I had a new boyfriend named Rafe Blasi. He was a unit publicist for movies that were about to open, and he knew Robert Altman’s publicist. Rafe sent him a cassette of my music. I was still working as a cook at Ruskay’s, where every evening an instrumentalist, usually a pianist, would entertain the patrons while they ate. The musicians got $25 and dinner. Michael Parloff, a graduate student at Juilliard, was one of those instrumentalists, and, from the kitchen as I cooked, I listened to him play every solo piece in the flute repertoire. “Noumena” was the piece I wrote to showcase his abilities as I heard them. Michael was a brilliant virtuoso and was the principal flutist with the Metropolitan Opera Orchestra for 30 years. “Noumena” was the piece I sent Altman when he was looking for a composer for “3 Women.”

Altman liked “Noumena” and the music of two other composers. He gathered his staff in his office on a Friday afternoon and gave them drinks and grass.
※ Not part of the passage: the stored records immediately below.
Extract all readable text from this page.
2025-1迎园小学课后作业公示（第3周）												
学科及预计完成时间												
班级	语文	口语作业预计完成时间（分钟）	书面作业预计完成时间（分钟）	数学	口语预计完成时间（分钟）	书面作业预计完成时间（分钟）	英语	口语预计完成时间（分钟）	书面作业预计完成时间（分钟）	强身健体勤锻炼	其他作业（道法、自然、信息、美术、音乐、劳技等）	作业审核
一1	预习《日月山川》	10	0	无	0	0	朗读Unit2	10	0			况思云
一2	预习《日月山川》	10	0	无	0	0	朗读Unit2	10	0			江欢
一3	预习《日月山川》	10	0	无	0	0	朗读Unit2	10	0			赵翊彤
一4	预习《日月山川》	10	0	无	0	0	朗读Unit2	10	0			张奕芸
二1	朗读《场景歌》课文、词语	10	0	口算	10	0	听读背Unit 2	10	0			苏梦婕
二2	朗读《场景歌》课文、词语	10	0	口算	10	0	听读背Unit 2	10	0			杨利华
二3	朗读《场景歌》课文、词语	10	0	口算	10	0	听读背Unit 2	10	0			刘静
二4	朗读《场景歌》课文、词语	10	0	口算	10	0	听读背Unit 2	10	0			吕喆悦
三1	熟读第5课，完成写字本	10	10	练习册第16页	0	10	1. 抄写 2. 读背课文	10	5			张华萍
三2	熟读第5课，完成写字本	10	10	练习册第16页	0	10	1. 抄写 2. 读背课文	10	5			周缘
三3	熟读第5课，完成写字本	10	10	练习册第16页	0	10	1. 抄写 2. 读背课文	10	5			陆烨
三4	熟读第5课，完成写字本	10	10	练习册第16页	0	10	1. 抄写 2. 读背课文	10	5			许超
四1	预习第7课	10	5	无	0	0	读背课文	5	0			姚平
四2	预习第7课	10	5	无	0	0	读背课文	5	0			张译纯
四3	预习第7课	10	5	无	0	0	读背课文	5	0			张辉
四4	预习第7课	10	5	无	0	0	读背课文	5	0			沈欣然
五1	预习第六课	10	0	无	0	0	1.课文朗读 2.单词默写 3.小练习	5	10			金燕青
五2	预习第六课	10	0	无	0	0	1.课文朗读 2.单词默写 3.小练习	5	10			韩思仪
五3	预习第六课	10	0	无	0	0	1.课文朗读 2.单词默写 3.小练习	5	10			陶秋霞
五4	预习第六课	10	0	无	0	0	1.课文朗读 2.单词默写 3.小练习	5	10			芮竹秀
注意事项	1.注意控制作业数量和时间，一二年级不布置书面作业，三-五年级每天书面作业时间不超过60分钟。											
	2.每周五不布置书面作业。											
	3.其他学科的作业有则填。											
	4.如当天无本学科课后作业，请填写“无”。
When everyone was a bit drunk and stoned, he stopped their chattering with, “I want you to listen to some music.” The room fell silent. Everyone knew this was about “3 Women.” He signaled the audio engineer to begin playing the three tapes in succession. As each cassette began, Altman looked at his watch to determine exactly how much time elapsed before anyone started talking again, the point at which they had stopped listening. The piece with the longest period of silence won. It was mine. Altman told me later that he was looking for something abstract, but it had to have visceral appeal for people who generally hated modern classical music.

Altman called to give me the good news while I was peeling carrots in Ruskay’s prep kitchen. He asked me to meet him in three days in Sam Cohen’s office at International Creative Management. I arrived carrying a bright yellow plastic briefcase I had bought in Toronto when I was a traveling salesman. Altman greeted me warmly and said, “Have you ever composed music for film?” I answered, “No.” “Have you ever orchestrated or conducted an orchestra?” I shook my head no. “Well, can you?” “Yes,” I said emphatically. “Okay,” he grinned, “the job’s yours.”

Gerald Busby is a longtime resident of the Chelsea Hotel and protégé of Virgil Thomson. He is best known for his film score for Robert Altman’s “3 Women” and his dance score for Paul Taylor’s “Runes.” With Craig Lucas, Busby is currently writing an opera based on “3 Women.” Busby’s life at the Chelsea Hotel is the topic of “The Man on the Fifth Floor,” a documentary film currently in production.